I found more time for reading about poetry than writing about it this week. Here are some extracts from articles that I enjoyed.
Yousif M. Qasmiyeh’s Writing the Camp is a debut of remarkable enquiry into the idea of the refugee camp, specifically the Baddawi camp in Lebanon where Qasmiyeh was once based with his family. With its exploration of lyric address, fragmented sequential passages and stretches of parablesque meditational prose, Qasmiyeh is comfortable writing through (but also resisting) various poetic forms. Adept as philosopher or poet, frequently amalgamating both, the texts here are tonally confident yet vulnerable. This is an open poetics, personal and speculative, confessional yet innovative. There’s a waft of Derrida in the more conceptual moments in considering Qasmiyeh’s central question: what is a refugee camp? The poet weaves in archival considerations in providing the impossible answer:
Only refugees can forever write the archive.
The camp owns the archive, not God.
For the archive not to fall apart, it weds the camp unceremoniously.
The question of a camp archive is also the question of the camp’s survival beyond speech.
(‘Refugees are dialectical beings’)
The writing is both disturbing and captivating and, where it chooses to be, furnished with poetic flourishes that transform what is observed into what is revealed:
The moon is the birthmark of the refugee.
His birth equates to the mauling of his entire body.
(‘A sudden utterance of the stranger’)
We walk, so we think, never in the absolute presence of one another, breathing the blindman’s stick.
(‘A soliloquy before time’)
What is novel in Newlyn’s ars poetica is that the book forgoes explanatory prose and is comprised entirely of short poems, and each of these takes some form or aspect of poetic technique as its subject, which the poet proceeds to define or demonstrate through its use in the poem. Here is an example in full (titled “Than-bauk”):
Caught in the wall,
this dry fallen leaf:
a brief trophy.
A than-bauk is an epigrammatic Burmese form that brings to mind the brevity of the more popular Japanese haiku. It comprises three lines of four syllables each. Its rhyme pattern jumps a syllable with each line, falling on the second syllable of the last line, the third syllable on the middle line and the fourth syllable on the first line. In a primer of verse, then, it is fair to wonder why Newlyn’s poem doesn’t read more like this: “Caught in the wall / this dry fall leaf: / a small trophy”. Excepting the incongruous Americanism (Newlyn grew up in Leeds), it would make for a more faithful and regular exemplar.

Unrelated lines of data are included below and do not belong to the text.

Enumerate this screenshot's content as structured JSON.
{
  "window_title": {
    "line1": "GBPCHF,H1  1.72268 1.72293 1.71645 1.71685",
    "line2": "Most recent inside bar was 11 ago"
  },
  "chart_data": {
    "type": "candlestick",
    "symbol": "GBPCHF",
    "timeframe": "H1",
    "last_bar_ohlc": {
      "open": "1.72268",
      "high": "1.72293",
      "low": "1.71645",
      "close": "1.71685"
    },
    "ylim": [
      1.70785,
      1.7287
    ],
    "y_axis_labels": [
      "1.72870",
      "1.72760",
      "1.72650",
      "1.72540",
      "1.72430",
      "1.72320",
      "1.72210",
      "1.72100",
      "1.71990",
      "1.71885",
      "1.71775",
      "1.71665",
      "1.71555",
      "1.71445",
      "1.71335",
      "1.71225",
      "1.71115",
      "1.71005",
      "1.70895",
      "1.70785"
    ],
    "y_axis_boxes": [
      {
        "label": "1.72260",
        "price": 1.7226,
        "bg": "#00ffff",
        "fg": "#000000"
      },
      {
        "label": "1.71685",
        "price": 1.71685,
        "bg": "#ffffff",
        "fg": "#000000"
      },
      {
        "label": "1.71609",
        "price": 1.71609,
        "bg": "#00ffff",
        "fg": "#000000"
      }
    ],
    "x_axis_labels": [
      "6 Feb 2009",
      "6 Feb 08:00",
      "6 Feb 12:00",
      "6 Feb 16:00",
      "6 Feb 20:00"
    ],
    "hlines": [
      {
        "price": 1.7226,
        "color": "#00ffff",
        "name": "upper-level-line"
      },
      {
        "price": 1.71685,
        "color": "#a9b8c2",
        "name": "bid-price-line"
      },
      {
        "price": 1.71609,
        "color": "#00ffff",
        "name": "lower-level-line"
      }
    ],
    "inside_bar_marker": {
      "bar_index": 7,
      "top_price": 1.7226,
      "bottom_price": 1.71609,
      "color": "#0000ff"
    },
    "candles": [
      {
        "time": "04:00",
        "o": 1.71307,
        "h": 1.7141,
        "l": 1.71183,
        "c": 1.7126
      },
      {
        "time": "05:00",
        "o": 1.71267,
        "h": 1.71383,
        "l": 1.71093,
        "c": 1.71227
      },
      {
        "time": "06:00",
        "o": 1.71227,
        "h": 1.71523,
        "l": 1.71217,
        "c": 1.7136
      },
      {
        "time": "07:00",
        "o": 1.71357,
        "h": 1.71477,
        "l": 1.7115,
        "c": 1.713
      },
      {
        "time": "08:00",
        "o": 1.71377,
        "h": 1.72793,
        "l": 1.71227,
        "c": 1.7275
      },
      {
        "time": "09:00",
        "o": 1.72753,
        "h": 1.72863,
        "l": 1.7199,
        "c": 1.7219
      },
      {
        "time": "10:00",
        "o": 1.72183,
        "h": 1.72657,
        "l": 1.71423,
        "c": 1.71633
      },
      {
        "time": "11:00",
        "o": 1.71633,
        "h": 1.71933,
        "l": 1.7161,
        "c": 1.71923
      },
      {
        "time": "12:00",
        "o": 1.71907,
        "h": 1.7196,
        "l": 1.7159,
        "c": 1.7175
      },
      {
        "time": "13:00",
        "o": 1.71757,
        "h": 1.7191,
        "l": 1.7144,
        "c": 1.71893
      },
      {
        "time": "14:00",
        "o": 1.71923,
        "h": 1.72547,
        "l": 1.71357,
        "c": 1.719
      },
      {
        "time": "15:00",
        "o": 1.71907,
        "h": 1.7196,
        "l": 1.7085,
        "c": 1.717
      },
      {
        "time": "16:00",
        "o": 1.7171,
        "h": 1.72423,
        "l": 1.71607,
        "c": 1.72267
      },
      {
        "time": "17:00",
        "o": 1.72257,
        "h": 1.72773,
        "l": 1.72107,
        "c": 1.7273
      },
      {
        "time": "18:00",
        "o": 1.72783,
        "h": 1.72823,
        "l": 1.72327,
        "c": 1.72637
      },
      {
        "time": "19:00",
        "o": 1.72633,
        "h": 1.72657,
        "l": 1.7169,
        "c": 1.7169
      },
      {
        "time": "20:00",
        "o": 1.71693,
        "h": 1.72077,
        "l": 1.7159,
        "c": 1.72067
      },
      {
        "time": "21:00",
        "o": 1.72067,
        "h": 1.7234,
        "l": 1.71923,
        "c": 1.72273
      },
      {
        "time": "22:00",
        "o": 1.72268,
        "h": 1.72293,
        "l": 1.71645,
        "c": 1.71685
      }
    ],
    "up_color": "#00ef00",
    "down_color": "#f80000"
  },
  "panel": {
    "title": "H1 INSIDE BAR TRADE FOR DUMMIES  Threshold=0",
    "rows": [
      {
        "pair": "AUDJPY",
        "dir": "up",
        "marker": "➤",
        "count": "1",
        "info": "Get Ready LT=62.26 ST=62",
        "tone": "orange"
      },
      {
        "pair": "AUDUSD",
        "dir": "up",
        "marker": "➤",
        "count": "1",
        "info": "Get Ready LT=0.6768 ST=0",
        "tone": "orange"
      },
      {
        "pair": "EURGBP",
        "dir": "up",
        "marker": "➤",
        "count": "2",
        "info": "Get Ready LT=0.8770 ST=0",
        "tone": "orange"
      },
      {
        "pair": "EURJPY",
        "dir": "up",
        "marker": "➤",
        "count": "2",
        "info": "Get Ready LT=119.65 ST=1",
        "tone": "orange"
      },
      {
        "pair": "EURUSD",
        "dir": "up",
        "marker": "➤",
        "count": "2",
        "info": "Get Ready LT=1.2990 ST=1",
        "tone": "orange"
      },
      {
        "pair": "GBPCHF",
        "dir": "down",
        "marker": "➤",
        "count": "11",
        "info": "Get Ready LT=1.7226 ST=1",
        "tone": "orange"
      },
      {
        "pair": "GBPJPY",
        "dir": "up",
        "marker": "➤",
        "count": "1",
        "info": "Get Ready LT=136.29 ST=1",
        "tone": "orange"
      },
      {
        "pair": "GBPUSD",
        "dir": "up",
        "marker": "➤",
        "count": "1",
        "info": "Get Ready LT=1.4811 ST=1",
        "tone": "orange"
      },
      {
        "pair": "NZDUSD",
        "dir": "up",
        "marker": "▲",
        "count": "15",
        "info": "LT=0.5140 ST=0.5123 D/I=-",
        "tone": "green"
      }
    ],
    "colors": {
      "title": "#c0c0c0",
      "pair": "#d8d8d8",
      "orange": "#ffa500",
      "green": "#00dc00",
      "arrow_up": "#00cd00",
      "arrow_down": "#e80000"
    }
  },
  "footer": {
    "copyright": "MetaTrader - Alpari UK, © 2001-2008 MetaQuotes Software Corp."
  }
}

There is an endearing quality to the book, nonetheless – an effect of Newlyn’s gently instructive tone and her abiding love for the landscape she describes. The Craft of Poetry’s more than 100 poems are set in the North Yorkshire valley of Widdale, and the stream or beck in which Newlyn played as a child is the book’s core image and seemingly inexhaustible source of metaphor; its clear water, flowing through poem after poem, is channelled into explanations of any aspect of craft you might pluck from the contents page. “Everywhere you move / the beck’s sound shapes your sense / of where you are” (“Sound”); “Line-length brings shape as to a moving body / and the stream is held in check / by two banks of space” (“Line”); “In a simile, you see both banks of the beck / and the bridge between” (“Simile”).
In 1995 I organised a poetry reading and invited Donald Davie, who read in St John’s with Seamus Heaney and James Fenton. Davie informed me by letter that he wanted to meet at the Martyrs’ Memorial so I waited here, phoneless and expectant. I thought it was just a convenient meeting-point, but for him it was more. He put down his bags and bowed his head. A staunch protestant footsoldier, Davie talked about them as if we could still smell the burning. I make him sound fierce and maybe he was, but I was an atheist and I spent quite a large part of my twenties trying to be the sort of person I wasn’t in order to measure up to him. He was kind to me and encouraged me when there was no need to. I admired his work, and cared about him deeply. He read that night with amazing power. It was August, hot and sticky. I didn’t know it but he was dying. I was due to visit him in late September, but he died the week before in that unexpected-expected way of cancer sufferers. I sit on the steps of the Martyrs’ Memorial and have a memorial wait.